Just as she finished speaking an enormous man came in out of the sunlight. He wore a dark city suit and carried a topcoat and an aluminum suitcase. He looked young, benign and fat. He stared around vaguely and moved toward the bar.
“Go herd him this way, please, Barney,” Mary Dawes said.
I crossed the room and approached him. At close range he was not young, not benign and not fat — just extremely large. His blond brush cut was salted with gray. His eyes were cold, ceramic blue.
“Have a nice trip down from New York?” I asked merrily.
“Hardly,” he said. “Who are you?”
“Barney Wescott. Friend of Miss Dawes. She’s right over there.”

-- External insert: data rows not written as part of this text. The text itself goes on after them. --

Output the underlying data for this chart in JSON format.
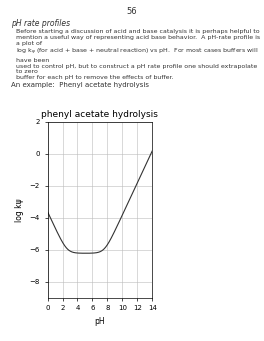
{
  "title": "phenyl acetate hydrolysis",
  "xlabel": "pH",
  "ylabel": "log kψ",
  "xlim": [
    0,
    14
  ],
  "ylim": [
    -9,
    2
  ],
  "yticks": [
    2,
    0,
    -2,
    -4,
    -6,
    -8
  ],
  "xticks": [
    0,
    2,
    4,
    6,
    8,
    10,
    12,
    14
  ],
  "k0": 6.03e-07,
  "kH": 0.000234,
  "kOH": 1.45,
  "background_color": "#ffffff",
  "line_color": "#333333",
  "grid_color": "#bbbbbb",
  "title_fontsize": 6.5,
  "label_fontsize": 5.5,
  "tick_fontsize": 5.0
}
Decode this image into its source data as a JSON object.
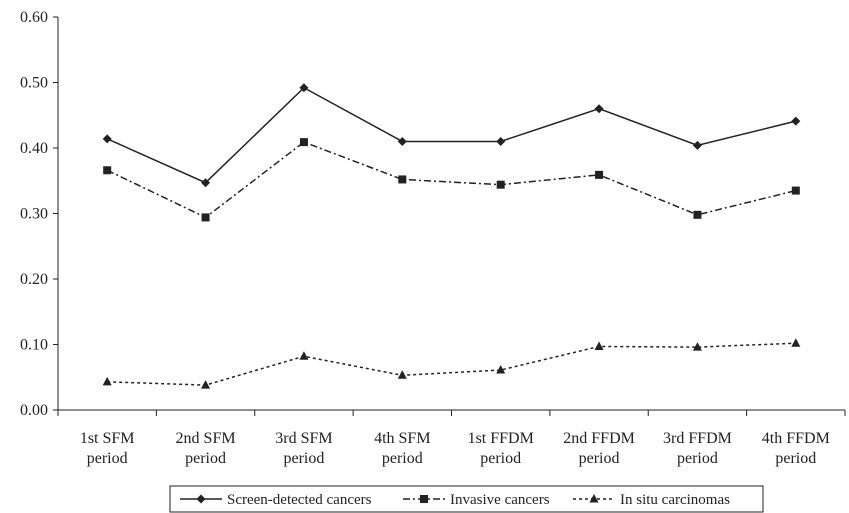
{
  "chart_data": {
    "type": "line",
    "categories": [
      [
        "1st SFM",
        "period"
      ],
      [
        "2nd SFM",
        "period"
      ],
      [
        "3rd SFM",
        "period"
      ],
      [
        "4th SFM",
        "period"
      ],
      [
        "1st FFDM",
        "period"
      ],
      [
        "2nd FFDM",
        "period"
      ],
      [
        "3rd FFDM",
        "period"
      ],
      [
        "4th FFDM",
        "period"
      ]
    ],
    "y_ticks": [
      "0.00",
      "0.10",
      "0.20",
      "0.30",
      "0.40",
      "0.50",
      "0.60"
    ],
    "ylim": [
      0,
      0.6
    ],
    "grid": false,
    "legend_position": "bottom",
    "series": [
      {
        "name": "Screen-detected cancers",
        "marker": "diamond",
        "line_style": "solid",
        "color": "#222222",
        "values": [
          0.414,
          0.347,
          0.492,
          0.41,
          0.41,
          0.46,
          0.404,
          0.441
        ]
      },
      {
        "name": "Invasive cancers",
        "marker": "square",
        "line_style": "dash-dot",
        "color": "#222222",
        "values": [
          0.366,
          0.294,
          0.409,
          0.352,
          0.344,
          0.359,
          0.298,
          0.335
        ]
      },
      {
        "name": "In situ carcinomas",
        "marker": "triangle",
        "line_style": "dotted",
        "color": "#222222",
        "values": [
          0.043,
          0.038,
          0.082,
          0.053,
          0.061,
          0.097,
          0.096,
          0.102
        ]
      }
    ]
  }
}
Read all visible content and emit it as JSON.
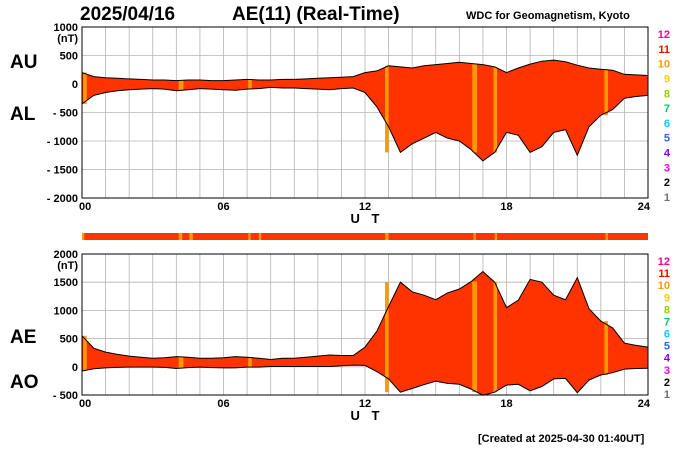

He nodded at me and repeated my name in a way that made it sound as if he had printed it on a card, slapped the card into a file and slammed the drawer.
“I didn’t catch your name,” I said.
I am sizable, but he looked down at me — with distaste and incredulity. “Stonebarger,” he snapped. “The architect.”
He followed me to the table and I introduced him to Mary. He did not acknowledge the introduction until he had placed his suitcase on an empty chair and put his folded topcoat over it. Then he gave her an abrupt nod, sat, turned to me and said, “Club soda, one cube, juice of half a fresh lemon, thank you.”
“Do you have a first name?” Mary asked owlishly. “We’re quite informal here.”
“Are you? I suppose you would be, at that, Morgan.”
“I may call you Morgan?” she asked, feigning anxiety.
“If it pleases you, my dear.”
“And how is Liz?”
“I despise that particular contraction. Miss Dawes. Elizabeth is in good health. She keeps very busy.”
“I’ve noticed that,” Mary said.
Morgan Stonebarger turned his massive head and looked at me without expression. “I’m really quite thirsty, Wescott, if you don’t mind.”
I broke out of my trance state and got him what he wanted. As I brought it back to the table Mary was saying: “...really very primitive on the island.”
“I did not know there were any existing structures.”
“Did you think I slept in a tree?” Mary said.
“Inasmuch as I didn’t know anyone lived on the island, Miss Dawes, I’d formed no opinions about where and how you might sleep. I shall be happy to stay on the island.”